Step 2 — Fill in the basic fields
| Field | Value | Notes |
|---|---|---|
| Name | Phoenix Security – Incident Updates | Anything descriptive works. |
| Table | Incident [incident] | The table we listen on. |
| Active | Checked | So the rule runs. |
| Advanced | Checked | Reveals the Advanced tab where the script lives. |
Step 3 — Set When to Run
Switch to the When to run tab and configure:
- When: after — we want the change to be saved before we send anything.
- Update: checked — fire on update.
3. Add the script
Switch to the Advanced tab. You’ll see a Script field — that’s where the code goes.
Paste the script below into that field. The only thing you must change is the URL on the line marked below: replace it with the webhook URL shown on Integrations > Workflow > ServiceNow integration in the Phoenix platform.
The script:
function postIncidentStatusChange(incident) {
// Only act when the status field actually changed
if (incident.changes() && incident.changes().status) {
// Create a new outbound REST message
var restMessage = new sn_ws.RESTMessageV2();
// *** Replace this URL with your Phoenix webhook URL ***
restMessage.setEndpoint('https://external-url.com/api/endpoint');
// POST + JSON
restMessage.setHttpMethod('POST');
restMessage.setRequestHeader('Content-Type', 'application/json');
// Build the payload Phoenix expects
var jsonObject = {
"action": "update",
"id": incident.sys_id.toString(),
"url": gs.getProperty('glide.servlet.uri') + incident.sys_id,
"status": incident.status.toString(),
"assignee": incident.assigned_to.getDisplayValue(),
"email": incident.assigned_to.email
};
restMessage.setRequestBody(JSON.stringify(jsonObject));
// Send the request
var response = restMessage.execute();
var httpStatus = response.getStatusCode();
var body = response.getBody();
// Optional: log the response for debugging
gs.info('Phoenix webhook status: ' + httpStatus);
gs.info('Phoenix webhook body: ' + body);
}
}
// Run the function for the current record
postIncidentStatusChange(current);
Click Submit (or Update if you’re editing an existing rule).
6. Troubleshooting
If Phoenix doesn’t show the new status:
- Open System Logs > All in ServiceNow and search for “Phoenix webhook”. You should see the two log lines from the script.

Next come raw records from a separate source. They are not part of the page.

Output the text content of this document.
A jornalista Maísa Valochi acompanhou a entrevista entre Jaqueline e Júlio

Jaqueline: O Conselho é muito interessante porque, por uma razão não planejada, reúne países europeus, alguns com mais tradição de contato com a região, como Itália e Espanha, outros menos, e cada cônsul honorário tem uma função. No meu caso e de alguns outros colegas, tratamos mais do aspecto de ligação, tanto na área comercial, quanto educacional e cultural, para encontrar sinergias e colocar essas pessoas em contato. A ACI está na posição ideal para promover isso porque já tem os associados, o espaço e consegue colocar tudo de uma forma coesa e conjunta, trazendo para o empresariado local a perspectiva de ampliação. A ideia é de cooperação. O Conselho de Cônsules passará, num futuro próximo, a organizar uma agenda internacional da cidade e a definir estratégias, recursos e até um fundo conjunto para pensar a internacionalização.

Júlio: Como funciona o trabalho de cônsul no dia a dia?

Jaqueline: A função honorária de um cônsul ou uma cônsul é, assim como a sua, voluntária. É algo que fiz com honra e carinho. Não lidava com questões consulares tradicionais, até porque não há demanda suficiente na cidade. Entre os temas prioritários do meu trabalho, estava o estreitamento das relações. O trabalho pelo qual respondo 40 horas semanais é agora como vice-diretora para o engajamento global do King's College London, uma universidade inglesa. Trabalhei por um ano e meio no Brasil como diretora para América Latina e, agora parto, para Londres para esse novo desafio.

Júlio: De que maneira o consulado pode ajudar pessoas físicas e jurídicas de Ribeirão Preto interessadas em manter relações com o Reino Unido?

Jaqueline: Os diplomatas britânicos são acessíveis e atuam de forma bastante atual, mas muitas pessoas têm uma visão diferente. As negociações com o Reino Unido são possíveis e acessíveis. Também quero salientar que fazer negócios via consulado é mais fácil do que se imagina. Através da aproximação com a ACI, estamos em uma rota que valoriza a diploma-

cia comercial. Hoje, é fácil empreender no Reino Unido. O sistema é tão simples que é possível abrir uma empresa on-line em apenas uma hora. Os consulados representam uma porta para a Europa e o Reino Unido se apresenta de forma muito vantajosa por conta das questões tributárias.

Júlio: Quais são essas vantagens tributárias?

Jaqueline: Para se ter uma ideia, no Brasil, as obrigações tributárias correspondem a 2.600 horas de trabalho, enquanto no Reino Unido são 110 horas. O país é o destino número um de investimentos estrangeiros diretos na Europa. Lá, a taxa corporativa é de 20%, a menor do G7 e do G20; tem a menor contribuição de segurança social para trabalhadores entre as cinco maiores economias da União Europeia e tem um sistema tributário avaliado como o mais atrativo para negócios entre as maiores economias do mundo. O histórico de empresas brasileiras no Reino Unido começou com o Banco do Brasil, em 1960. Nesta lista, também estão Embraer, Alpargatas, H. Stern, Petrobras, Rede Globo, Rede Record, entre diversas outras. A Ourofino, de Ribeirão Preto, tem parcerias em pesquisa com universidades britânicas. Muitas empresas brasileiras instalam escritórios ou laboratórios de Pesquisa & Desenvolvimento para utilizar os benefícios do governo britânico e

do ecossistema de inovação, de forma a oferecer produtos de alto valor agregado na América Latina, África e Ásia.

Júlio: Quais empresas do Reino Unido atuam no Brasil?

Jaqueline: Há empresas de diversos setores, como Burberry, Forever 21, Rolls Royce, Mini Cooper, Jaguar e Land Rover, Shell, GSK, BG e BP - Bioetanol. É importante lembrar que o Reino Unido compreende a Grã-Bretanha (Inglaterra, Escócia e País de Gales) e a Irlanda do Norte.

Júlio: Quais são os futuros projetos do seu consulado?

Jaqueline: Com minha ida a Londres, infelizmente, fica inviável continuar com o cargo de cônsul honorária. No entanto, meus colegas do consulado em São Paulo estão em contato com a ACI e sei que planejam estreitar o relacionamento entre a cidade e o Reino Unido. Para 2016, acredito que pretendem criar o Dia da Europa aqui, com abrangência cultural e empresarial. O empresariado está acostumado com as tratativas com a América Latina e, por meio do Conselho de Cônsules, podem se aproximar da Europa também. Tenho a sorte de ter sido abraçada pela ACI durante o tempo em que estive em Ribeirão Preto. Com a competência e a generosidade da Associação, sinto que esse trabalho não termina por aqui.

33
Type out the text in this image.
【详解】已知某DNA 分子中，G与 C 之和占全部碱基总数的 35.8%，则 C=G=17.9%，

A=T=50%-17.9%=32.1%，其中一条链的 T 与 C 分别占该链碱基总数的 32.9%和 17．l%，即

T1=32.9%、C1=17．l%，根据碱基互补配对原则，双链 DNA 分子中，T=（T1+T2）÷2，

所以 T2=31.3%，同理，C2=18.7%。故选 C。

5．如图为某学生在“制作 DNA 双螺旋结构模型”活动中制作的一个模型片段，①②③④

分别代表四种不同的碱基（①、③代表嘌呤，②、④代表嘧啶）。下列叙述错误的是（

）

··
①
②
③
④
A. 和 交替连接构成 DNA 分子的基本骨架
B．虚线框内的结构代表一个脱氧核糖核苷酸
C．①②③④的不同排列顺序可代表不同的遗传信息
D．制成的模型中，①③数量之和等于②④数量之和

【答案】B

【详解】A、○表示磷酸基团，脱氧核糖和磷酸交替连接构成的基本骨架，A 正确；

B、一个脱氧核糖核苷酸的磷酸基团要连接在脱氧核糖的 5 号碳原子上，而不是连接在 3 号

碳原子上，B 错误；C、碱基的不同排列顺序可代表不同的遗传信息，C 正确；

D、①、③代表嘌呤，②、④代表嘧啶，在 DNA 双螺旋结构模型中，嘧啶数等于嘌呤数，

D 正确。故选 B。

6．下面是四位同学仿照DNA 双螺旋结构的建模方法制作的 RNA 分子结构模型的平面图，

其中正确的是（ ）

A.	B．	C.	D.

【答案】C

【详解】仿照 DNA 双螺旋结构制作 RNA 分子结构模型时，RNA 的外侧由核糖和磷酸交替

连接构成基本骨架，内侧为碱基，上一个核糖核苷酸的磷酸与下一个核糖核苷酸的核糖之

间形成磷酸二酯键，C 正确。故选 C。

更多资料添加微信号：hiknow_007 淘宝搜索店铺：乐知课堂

- If the HTTP status is 200 / 204, Phoenix received the call — check that the incident is linked to a Phoenix vulnerability.
- If the HTTP status is 401 / 403, the webhook URL is wrong or expired — copy a fresh one from Phoenix.
- If you see no log lines at all, the Business Rule isn’t firing. Re-check: Active is checked, Table = Incident, When = after, and Update is checked.
If the script field is missing:
Tick the Advanced checkbox on the main Business Rule form. The Advanced tab (with the Script field) only appears once that’s enabled.
If “sn_ws is not defined”:
This means the script is running client-side somehow. Make sure the Business Rule is server-side (the default) and not a Client Script. The Advanced > Script field on a Business Rule is always server-side.
7. Optional improvements
- If you also want to notify Phoenix when an incident is resolved or closed, add a second check next to incident.changes().status — for example, also listen for incident.changes().state or specific values.
- If you don’t want the gs.info log lines in production, remove or comment them out. They’re only there to help during setup.
- If you have multiple Phoenix tenants pointing to the same ServiceNow instance, create one Business Rule per webhook URL with a distinct Name.